The above appears to have made no difference. This is because we are not exploiting the full potential of classes. In the cell above, observe the variables for each method: they are repeated and/or depend on other methods to be run. Instances created from classes can store values in attributes. When a class is constructed, the `__init__` method is used, and values are assigned to `self`.

In [None]:
from selenium import webdriver
import time
# Let's define our class
class AnimalScraper:
    def __init__(self, animal, homepage):
        self.animal = animal
        self.homepage = homepage
        self.driver = webdriver.Chrome()
        #self.links = [] # Initialise links, so that if the user calls for get_image_source, it does not throw an error.
    
    def extract_links(self) -> None:
        self.driver.get(self.homepage + self.animal)
        animal_list = self.driver.find_elements_by_xpath('//figure[@itemprop="image"]')
        self.links = []
        for item in animal_list:
            self.links.append(item.find_element_by_xpath('.//a').get_attribute('href'))
        return self.links

    def get_image_source(self, link: str) -> None:
        self.driver.get(link)
        time.sleep(0.5)
        self.src = self.driver.find_element_by_xpath('//img[@class="oCCRx"]').get_attribute('src')

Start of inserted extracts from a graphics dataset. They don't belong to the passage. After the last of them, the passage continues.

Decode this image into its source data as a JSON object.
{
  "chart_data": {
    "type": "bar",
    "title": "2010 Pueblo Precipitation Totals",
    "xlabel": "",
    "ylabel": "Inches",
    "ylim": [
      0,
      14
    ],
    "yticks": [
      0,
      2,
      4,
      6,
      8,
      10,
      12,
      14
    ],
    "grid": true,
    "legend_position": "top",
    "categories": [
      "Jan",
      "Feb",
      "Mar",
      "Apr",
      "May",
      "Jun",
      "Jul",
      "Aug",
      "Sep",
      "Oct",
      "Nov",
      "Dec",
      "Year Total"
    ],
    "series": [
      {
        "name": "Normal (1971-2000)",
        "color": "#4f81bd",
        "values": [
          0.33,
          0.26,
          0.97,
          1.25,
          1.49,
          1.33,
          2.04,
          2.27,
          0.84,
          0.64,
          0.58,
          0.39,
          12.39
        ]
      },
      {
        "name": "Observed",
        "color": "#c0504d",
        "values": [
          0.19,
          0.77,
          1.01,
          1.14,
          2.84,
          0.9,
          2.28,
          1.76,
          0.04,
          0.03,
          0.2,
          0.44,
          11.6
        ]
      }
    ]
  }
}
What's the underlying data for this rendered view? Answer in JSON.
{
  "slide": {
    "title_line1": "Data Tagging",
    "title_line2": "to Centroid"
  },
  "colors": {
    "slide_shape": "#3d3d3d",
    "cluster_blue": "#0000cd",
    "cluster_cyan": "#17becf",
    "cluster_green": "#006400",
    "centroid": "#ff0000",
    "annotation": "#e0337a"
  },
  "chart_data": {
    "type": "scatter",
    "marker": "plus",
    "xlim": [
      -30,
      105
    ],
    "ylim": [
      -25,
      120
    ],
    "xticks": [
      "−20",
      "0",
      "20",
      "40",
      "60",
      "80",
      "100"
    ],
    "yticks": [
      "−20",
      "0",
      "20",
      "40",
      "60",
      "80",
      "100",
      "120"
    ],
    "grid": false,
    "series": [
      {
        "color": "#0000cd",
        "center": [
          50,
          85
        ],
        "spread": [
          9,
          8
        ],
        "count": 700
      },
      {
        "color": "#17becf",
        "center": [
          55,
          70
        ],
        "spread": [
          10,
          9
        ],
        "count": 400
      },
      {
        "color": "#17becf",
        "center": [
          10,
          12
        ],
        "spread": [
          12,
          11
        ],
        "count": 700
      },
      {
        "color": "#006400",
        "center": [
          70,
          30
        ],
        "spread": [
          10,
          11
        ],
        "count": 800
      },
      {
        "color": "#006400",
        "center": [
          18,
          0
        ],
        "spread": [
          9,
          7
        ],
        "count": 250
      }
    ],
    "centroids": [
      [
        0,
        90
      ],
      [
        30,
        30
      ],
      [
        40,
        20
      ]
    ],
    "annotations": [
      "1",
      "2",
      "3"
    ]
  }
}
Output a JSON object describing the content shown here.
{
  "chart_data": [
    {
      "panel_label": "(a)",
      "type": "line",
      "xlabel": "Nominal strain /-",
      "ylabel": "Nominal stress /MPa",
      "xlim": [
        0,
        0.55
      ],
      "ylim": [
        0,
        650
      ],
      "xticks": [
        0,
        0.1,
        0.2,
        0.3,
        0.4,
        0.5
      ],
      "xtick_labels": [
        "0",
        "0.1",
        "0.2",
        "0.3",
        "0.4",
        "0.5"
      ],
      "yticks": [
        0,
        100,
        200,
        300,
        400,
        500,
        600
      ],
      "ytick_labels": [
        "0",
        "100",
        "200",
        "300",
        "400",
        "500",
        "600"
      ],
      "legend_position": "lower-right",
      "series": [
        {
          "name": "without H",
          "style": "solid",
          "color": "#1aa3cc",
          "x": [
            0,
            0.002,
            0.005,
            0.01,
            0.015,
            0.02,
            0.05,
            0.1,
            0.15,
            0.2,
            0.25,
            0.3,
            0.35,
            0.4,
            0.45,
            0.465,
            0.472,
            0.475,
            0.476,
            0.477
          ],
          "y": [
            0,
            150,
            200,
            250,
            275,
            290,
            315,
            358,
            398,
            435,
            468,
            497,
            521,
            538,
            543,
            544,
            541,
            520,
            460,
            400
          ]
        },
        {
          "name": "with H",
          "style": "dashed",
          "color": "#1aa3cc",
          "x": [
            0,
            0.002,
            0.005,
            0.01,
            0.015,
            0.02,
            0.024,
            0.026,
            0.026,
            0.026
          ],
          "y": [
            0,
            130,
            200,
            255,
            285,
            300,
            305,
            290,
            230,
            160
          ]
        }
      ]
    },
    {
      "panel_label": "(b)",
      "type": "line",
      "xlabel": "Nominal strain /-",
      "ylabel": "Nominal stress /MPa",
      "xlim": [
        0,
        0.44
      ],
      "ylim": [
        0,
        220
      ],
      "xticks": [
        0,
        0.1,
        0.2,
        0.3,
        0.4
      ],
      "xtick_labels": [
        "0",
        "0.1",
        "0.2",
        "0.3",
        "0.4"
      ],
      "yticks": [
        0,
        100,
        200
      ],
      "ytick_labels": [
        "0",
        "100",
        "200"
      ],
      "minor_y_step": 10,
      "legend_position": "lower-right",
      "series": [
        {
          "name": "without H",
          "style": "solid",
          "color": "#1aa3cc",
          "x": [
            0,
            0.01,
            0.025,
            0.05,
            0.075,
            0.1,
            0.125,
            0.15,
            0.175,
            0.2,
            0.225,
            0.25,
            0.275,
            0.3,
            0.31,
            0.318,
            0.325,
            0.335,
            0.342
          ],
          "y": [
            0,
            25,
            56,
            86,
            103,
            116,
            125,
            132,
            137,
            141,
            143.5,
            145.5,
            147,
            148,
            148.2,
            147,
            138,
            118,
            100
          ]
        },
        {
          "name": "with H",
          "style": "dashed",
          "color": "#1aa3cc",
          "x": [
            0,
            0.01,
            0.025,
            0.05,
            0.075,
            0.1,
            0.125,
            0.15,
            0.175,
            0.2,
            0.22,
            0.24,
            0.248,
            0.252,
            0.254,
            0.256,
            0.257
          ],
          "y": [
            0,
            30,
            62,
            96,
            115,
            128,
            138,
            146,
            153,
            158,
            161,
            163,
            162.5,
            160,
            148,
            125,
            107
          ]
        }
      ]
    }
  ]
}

    def download_images(self, i) -> None:
        urllib.request.urlretrieve(self.src, f"./animals/{self.animal}_{i}.jpg")
    
    def get_animal_images(self):
        all_links = self.extract_links()
        for i, link in enumerate(all_links):
            self.get_image_source(link)
            self.download_images(i)
        self.links = []

Now, the main code will have the following appearance:

In [None]:
cat_scraper = AnimalScraper('cat', 'https://unsplash.com/s/photos/')
cat_scraper.get_animal_images()

This is a considerable improvement over the previous code, and as a bonus, the user cannot easily access some restricted variables (for example, extract_links does not return anything).

> It is worth noting that the process of defining classes and refactoring code is an art, and as such, mastering it requires time and consistency.

## Conclusion
At this point, you should have a good understanding of

- namespaces, scopes, and concerns.
- how to separate concerns and the importance of this.
- how to exploit functions and classes to improve your code.